She didn´t wear makeup (except for a bright red lipstick I hated) so I wasn´t allowed to wear lip gloss, or pluck my quite bushy eyebrows, no mascara, no glittery stuff: NOTHING) There was NO blowdrier in my house.
Nothing fancy like perfume was allowed for me until I was well into my teens.
I went to a very posh catholic school (I don´t know why really, maybe because it was close to my house and my parents liked it, definitely not my choice).
There I was surrounded by the wealthiest and most gorgeous girls you can imagine, always dressed to the last trend. I remember this girl who travelled to Italy and always wore Fiorucci cords, she had them in every colour and the most amazing collection of super cool boots.
She had long blond hair and she started having highlights and blowdries when she was 14, so she looked like a model.
She looked exactly like Elaine Irwing...enough said
Me, I looked like a dork in my ill fitting jeans and TARTAN SKIRTS!!!
Gee! This is highly emotional!
I remember having nightmares when parties were announced, because I had to plan for days and days about how could I combine my ugly old fashioned clothes to look halfaways decent.
So it´s not that I was ugly but I always dressed absolutely OUT of any fashion trend.

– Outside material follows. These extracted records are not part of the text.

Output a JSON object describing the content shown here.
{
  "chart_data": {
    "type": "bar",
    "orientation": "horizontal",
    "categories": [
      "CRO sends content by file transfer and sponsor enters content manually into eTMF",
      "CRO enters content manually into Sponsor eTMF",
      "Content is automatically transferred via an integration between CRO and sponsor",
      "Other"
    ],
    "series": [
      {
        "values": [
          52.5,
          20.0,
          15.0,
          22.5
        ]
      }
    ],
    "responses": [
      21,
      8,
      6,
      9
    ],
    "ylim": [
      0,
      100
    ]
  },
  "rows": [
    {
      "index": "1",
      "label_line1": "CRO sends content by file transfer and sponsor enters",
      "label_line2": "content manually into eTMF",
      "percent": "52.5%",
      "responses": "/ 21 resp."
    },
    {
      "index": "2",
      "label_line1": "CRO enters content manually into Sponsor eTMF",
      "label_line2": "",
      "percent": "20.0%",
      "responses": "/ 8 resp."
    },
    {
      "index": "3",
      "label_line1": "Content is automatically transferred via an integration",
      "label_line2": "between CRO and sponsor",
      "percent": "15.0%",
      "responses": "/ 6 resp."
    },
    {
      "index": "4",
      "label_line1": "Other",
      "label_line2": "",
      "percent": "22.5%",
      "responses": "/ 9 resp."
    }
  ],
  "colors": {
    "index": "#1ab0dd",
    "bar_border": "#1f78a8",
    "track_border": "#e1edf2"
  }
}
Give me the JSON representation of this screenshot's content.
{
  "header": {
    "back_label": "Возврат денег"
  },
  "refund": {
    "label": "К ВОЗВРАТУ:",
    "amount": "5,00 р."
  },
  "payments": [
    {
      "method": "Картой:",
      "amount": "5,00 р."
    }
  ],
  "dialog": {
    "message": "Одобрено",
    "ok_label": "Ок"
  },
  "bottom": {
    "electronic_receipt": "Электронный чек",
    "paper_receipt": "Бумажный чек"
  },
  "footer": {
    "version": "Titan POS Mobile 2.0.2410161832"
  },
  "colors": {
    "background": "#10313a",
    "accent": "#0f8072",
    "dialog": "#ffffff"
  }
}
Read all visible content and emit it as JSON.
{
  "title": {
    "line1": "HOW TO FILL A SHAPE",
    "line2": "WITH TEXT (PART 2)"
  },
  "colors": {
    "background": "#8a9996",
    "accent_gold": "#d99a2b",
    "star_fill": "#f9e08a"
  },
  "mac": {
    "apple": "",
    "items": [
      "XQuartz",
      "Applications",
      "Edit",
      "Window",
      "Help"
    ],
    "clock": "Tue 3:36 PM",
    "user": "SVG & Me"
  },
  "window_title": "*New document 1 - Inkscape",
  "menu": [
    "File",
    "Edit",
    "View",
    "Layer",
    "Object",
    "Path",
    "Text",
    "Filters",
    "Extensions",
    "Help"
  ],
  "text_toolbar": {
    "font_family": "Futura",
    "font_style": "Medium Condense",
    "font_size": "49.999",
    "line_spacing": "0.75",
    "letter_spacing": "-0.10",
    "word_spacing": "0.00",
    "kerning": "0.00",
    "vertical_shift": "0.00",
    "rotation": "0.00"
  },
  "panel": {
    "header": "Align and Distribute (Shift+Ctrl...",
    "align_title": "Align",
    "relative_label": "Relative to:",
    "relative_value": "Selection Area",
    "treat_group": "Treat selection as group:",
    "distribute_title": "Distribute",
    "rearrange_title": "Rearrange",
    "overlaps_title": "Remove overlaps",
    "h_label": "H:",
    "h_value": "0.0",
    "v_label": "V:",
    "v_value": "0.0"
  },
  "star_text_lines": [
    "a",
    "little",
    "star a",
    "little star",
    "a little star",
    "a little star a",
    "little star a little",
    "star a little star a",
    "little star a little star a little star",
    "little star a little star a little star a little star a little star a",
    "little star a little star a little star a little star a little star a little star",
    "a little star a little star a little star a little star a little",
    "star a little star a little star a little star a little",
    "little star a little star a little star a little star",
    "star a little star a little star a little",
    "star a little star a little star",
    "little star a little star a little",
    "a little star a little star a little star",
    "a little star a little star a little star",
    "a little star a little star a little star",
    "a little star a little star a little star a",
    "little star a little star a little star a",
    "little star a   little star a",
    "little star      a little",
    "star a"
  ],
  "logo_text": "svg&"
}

Now I can see that my mum dressed me quite classically, little floral and smock dresses when I was a girl, tartan skirts with loafers and montgomery coats when I was a teen, but anyhow, a looked absolutely wrong compared to the other girls.
I embodied the very definition of geekness.
I had no say whatsoever on my clothes until I was like 15 or 16 so, I longed for the clothes everybody had (cowboy boots, baggy high waisted jeans in stupid washes, neon colours, etc...Hey it was the eigthies!)
In a way I can see now that my mum saved me from a lot of those stupid trends, but it made me feel like an outsider at school, parties, etc.
Later, when I rebelled in my late teens I did a lot of stupid things to my hair (poodle perms, ugly haircolor, etc) and I wore every stupid trend that came out. You name it. Huge shoulder pads, did them. Punkish fringe with long permed hair, also did it.
I really cringe when I see pictures of that phase, but I also remember how great I felt enjoying my freedom, and being myself for the very first time.
After the rebellious phase, I preety much became a quite well dresser

(or I least I like to think that), but still deep in my heart I know what is to be the dorky girl in the ugly itchy trousers, oversize salmon v-neck jumper, and the stupid loafers.
I consider myself an ugly duckling at heart.
Not to long ago I was talking to somebody I knew quite recently, and when she knew I went to that posh catholic school, she said "That´s preety obvious...You must have been one of those cool girls".
I said nothing, but I though to myself
..."If you just knew...the cool girls didn´t know I existed...they didn´t even talk to me..."
So I guess I have evolved.
Not into a swan, because I still love my goofy side, but into a person who doesn´t stand out as the uncool-ugly girl. I like to dress up, and I think I know what flatters me and what I have to avoid.
Anyhow, I have a natural tendency to befriend the uncool girls and women better than the cooler ones, because, at heard, I still feel part of their team.